Former prime minister Gordon Brown has hailed Labour's first leader Keir Hardie, who died 100 years ago this month, as its greatest hero.
Writing in the Radio Times, he says: "Without him there would have been no reforming government of 1945 and perhaps no free health service or welfare state."
But in perhaps a pointed reference to Labour's current leadership contest in which Jeremy Corbyn is the frontrunner, Mr Brown also states a core Hardie belief: "Labour, he said, had to become electable if it was to make any difference to people's lives. It is a lesson that some who see themselves as Hardie's heirs might do well to recall."

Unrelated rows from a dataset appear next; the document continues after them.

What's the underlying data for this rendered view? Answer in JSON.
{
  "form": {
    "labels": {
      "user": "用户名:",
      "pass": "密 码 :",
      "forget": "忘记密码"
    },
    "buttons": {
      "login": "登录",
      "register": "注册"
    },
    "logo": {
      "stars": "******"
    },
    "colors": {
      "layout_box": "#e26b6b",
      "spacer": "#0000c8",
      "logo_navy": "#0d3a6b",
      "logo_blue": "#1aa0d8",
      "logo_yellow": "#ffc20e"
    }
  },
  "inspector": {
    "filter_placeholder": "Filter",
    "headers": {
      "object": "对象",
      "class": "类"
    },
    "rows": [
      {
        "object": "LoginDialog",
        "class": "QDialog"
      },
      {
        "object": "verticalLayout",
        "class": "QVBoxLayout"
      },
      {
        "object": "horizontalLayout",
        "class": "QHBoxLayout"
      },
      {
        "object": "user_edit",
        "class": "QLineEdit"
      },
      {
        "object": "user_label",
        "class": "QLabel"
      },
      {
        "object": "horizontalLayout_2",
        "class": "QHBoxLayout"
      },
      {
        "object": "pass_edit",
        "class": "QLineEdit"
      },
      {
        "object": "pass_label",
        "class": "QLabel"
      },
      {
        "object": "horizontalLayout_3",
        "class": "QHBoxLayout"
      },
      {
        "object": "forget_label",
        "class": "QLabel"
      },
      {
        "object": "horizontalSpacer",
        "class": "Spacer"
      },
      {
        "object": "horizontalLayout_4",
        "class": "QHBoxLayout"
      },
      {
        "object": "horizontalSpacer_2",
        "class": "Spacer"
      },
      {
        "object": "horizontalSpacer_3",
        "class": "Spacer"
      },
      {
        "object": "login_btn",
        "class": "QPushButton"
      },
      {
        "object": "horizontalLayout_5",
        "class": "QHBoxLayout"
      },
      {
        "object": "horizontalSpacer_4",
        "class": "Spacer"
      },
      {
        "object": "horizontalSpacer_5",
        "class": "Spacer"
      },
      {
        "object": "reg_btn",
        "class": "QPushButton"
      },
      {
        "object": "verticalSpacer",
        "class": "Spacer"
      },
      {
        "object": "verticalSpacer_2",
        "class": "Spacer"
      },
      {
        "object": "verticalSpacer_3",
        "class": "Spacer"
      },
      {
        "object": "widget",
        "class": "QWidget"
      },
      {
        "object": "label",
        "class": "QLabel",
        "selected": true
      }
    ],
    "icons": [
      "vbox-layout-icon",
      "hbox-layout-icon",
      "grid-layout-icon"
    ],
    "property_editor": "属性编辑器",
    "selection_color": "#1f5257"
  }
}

Born James Keir in Lanarkshire as the illegitimate son of a miner in 1856, the future leader was raised by his devoted mother Mary, who then married an alcoholic carpenter named Hardie.
Mr Brown details the determination of the young Keir, who started work as an errand boy at the age of eight and was down the mines two years later.
"He taught himself to read in his teens, but it was his work as a trade union leader that brought him into confrontations with local employers."
In 1887, after a miners' strike was brutally suppressed, Mr Hardie set out to create a Labour Party dedicated to winning power. He achieved his goal when the Labour Representation Committee formally became the Labour Party in 1906, but he did not live to see the first Labour government in 1924.
Mr Hardie died of pneumonia in a Glasgow hospital on September 26 1915.
Mr Brown also pays tribute to Mr Hardie's progressiveness: "Throughout his time as an MP he broke new ground. One of the first to support Indian independence, he was an early male supporter of votes for women and a controversial opponent of the First World War."